In the original integrand, the square root has to be non-negative and the denominator has to be non-0, so $x \in [-a, a)$. Therefore, the end point $-a$ is still in the domain of the integrand, but it is not in the domain of the new integrand when we extend it with $(a+x)/(a+x)$, so I'm not sure why exactly that is justified.
If that's justified, please explain why. If that's not justified, please provide a full correct solution.
Best Answer
$\sqrt{\frac{a+x}{a-x}}$, $a>0$, implies $\frac{a+x}{a-x} \geq 0$
So we have, $\frac{a+x}{a-x}=0$, implying $a+x=0$, which is trivial and uninteresting since $\int 0 dx=C$. Meaning, this is a special case for some particular value of $x$.
Or, we have $b>\frac{a+x}{a-x}>0$ for some $b\in \mathbb R^{+}$ which implies $b(a-x)>(a+x)>0$ which implies $a>-x$
This is not limited to end-points, we can generalize it to an arbitraty discontinuity that is isolated, given one trivial assumption that $F(x)$ is defined for $x=-a$, consider the second FTC:
Given a continous, integrable, function $f(x)$ on some interval $[a,b]$, $\int_a^bf(x)=F(b)-F(a)$, given that $F'(x)=f(x)$.
In this case, suppose our function g(x) is continous, and integrable, on $[a,b]\setminus \{c\}$ which means $g(x)$ is integrable on $[a, c- \epsilon ] \cup [c + \epsilon ,b]$.
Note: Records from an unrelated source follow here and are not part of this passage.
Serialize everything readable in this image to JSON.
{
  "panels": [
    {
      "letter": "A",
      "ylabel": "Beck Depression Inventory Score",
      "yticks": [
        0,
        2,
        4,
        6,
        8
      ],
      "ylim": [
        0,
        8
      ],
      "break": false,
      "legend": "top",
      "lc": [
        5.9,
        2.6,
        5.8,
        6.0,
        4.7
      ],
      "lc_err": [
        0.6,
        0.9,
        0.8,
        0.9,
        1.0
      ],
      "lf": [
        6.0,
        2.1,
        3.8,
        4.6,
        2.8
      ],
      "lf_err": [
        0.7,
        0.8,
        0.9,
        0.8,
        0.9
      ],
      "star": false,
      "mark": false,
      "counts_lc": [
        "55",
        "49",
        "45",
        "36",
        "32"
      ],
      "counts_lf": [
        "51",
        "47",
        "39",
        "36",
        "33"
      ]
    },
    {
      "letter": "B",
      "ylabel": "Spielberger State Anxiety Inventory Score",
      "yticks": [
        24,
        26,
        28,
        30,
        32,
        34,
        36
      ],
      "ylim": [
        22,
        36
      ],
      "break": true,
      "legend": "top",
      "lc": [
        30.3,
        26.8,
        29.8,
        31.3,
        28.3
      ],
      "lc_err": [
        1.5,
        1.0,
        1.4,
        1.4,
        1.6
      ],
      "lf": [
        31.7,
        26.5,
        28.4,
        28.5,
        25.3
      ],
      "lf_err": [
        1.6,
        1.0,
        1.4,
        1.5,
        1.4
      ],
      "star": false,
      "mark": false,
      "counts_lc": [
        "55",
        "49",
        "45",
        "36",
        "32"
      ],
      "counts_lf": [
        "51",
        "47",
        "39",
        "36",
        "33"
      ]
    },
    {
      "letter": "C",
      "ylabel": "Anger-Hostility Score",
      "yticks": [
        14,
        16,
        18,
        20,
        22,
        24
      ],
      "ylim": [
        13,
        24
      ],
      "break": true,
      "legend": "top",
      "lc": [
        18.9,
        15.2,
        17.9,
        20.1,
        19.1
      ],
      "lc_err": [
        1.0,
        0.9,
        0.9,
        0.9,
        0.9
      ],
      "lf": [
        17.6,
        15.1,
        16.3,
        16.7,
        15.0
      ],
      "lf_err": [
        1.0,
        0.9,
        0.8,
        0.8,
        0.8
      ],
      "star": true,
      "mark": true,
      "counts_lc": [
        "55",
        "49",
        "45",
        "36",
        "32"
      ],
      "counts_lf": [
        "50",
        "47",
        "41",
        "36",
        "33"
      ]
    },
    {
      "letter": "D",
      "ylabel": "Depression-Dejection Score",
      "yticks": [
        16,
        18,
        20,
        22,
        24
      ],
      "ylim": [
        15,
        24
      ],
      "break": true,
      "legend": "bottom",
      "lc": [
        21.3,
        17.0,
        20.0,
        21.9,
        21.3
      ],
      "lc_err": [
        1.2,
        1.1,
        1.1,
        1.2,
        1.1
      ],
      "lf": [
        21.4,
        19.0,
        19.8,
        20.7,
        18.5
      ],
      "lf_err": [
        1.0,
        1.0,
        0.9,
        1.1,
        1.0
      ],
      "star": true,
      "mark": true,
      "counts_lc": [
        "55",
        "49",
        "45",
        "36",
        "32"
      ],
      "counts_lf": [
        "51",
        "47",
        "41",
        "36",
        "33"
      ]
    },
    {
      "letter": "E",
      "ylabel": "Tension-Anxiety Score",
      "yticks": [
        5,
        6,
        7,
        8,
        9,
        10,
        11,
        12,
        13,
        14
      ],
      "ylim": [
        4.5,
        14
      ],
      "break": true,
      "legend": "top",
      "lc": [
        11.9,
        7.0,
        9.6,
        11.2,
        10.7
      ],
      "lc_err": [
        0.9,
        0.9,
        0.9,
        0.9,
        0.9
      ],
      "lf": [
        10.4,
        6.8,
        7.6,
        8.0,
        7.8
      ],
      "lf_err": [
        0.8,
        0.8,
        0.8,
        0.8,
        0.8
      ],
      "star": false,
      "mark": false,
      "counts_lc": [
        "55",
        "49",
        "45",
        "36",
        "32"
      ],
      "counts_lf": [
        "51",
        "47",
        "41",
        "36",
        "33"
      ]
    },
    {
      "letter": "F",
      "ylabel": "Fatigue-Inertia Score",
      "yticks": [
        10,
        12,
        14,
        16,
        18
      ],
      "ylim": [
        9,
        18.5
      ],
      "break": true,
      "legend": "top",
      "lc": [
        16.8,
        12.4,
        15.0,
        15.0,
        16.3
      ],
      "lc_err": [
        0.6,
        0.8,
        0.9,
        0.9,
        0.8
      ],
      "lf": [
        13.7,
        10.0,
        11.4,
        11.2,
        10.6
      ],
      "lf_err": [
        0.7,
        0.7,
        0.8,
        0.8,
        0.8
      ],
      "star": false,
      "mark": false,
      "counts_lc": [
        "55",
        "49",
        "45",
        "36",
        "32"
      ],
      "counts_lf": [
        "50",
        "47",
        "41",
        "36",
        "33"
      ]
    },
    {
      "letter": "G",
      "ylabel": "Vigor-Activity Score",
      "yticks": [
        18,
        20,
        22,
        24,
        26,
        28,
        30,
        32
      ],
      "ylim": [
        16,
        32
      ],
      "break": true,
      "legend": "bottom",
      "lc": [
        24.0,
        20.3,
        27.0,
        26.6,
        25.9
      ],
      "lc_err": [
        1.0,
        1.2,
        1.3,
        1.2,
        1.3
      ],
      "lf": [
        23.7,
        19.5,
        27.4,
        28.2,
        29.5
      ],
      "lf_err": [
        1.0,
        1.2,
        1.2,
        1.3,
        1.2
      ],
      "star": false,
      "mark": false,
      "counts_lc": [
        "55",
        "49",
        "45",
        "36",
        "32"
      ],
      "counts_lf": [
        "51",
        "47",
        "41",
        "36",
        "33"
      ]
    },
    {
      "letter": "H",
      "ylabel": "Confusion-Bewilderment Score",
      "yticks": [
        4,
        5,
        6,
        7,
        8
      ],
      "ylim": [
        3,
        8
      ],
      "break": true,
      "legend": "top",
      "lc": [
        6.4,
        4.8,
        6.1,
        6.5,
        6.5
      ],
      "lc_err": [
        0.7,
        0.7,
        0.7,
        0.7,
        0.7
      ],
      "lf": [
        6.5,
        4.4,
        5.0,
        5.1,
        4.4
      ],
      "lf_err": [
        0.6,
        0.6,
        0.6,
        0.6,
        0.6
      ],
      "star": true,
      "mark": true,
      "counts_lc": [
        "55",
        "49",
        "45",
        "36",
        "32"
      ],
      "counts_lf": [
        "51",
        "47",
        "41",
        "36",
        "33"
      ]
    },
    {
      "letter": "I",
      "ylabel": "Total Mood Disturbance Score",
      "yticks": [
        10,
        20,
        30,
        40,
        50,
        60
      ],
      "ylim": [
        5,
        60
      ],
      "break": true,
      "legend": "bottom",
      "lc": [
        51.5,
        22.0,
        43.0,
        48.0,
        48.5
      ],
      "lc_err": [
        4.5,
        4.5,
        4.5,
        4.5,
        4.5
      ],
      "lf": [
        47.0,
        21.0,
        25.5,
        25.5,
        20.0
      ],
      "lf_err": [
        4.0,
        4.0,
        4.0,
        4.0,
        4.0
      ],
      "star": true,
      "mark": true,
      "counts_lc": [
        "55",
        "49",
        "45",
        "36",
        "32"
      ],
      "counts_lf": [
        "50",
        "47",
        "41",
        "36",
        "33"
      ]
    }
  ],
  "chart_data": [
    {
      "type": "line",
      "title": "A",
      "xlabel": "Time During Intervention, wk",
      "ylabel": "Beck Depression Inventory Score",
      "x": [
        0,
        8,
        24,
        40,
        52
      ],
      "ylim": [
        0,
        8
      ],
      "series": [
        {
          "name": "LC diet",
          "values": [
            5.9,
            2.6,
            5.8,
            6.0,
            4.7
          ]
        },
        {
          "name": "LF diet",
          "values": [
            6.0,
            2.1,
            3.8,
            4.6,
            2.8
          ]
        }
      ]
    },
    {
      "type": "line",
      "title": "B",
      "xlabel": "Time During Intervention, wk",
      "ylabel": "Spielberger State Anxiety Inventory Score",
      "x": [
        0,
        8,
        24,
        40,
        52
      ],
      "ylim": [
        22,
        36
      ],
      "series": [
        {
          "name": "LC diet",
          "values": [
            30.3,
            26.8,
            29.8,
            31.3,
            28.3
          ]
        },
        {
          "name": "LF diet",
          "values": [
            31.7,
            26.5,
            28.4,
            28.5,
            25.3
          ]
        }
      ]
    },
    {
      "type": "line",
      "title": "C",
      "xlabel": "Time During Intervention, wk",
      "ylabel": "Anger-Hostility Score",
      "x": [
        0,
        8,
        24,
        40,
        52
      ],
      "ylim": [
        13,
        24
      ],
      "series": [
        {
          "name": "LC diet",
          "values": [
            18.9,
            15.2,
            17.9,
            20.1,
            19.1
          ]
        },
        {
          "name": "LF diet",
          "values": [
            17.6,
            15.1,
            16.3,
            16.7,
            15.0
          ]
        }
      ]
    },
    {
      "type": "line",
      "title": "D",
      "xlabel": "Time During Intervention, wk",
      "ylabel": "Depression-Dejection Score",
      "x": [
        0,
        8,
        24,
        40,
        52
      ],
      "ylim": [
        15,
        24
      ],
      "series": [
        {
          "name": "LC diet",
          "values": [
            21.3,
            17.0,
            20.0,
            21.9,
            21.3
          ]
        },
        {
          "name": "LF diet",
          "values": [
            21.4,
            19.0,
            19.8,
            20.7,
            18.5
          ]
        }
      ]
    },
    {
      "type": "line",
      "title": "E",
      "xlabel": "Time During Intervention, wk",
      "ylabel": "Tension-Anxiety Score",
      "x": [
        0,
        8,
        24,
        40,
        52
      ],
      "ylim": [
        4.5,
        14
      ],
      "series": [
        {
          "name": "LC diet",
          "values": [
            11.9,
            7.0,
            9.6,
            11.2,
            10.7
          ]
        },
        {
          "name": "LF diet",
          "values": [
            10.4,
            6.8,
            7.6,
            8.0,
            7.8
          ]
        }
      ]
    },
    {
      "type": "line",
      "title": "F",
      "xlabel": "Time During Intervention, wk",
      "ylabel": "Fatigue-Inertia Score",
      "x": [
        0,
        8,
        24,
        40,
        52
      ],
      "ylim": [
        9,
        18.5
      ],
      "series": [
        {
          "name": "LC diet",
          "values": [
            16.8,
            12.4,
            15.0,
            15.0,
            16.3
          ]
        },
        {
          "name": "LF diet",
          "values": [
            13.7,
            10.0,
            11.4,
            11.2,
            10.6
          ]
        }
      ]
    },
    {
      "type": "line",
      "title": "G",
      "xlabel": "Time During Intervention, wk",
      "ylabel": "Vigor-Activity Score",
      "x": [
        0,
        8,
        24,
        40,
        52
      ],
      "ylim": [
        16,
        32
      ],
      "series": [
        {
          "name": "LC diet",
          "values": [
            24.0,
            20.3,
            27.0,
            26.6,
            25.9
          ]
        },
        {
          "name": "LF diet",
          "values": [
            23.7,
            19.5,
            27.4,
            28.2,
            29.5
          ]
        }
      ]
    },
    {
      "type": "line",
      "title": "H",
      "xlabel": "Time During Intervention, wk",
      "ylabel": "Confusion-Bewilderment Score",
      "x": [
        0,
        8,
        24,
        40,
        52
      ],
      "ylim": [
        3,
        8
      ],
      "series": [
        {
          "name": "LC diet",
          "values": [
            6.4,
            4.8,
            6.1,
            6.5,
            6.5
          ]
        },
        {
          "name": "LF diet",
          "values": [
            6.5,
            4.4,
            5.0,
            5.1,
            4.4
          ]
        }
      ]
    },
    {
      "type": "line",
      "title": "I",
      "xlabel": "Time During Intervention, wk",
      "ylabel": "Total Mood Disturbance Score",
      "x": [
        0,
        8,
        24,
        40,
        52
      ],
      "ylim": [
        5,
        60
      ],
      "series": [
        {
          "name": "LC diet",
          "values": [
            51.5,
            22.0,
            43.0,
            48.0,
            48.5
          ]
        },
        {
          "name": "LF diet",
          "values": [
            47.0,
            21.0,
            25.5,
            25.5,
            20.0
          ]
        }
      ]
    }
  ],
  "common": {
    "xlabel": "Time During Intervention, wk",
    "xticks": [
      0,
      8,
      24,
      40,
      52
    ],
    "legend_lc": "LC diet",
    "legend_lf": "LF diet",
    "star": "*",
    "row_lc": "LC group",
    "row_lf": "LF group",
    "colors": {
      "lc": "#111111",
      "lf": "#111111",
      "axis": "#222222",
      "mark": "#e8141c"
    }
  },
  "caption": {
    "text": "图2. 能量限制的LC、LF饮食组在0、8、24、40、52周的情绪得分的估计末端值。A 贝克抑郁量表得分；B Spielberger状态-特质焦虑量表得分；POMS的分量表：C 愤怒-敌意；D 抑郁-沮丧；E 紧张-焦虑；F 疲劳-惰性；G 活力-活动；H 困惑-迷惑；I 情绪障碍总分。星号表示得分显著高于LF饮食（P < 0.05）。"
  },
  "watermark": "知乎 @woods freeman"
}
We get, $$\lim \limits_{d^{-} \to c}\int_a^dg(x)dx + \lim \limits_{e^{+} \to c}\int_e^b g(x)dx = \lim \limits_{d^{-}\to c}G(d)-G(a)+G(b)-\lim \limits_{e^{+}\to c}G(e)=G(c)-G(a)+G(b)-G(c)=G(b)-G(a)$$
The assumption here is that the two limits exist and are equal, which is guaranteed by the fact that $a=-x$ is a special case for some particular value of $x$. If you integrate the the function, $\sqrt{\frac{a+x}{a-x}}$, under the assumption that $x\neq -a$ and check the Limit, $x\to -a$ you can see that it exists, and is one and the same from both directions, then you can discharge the assumption.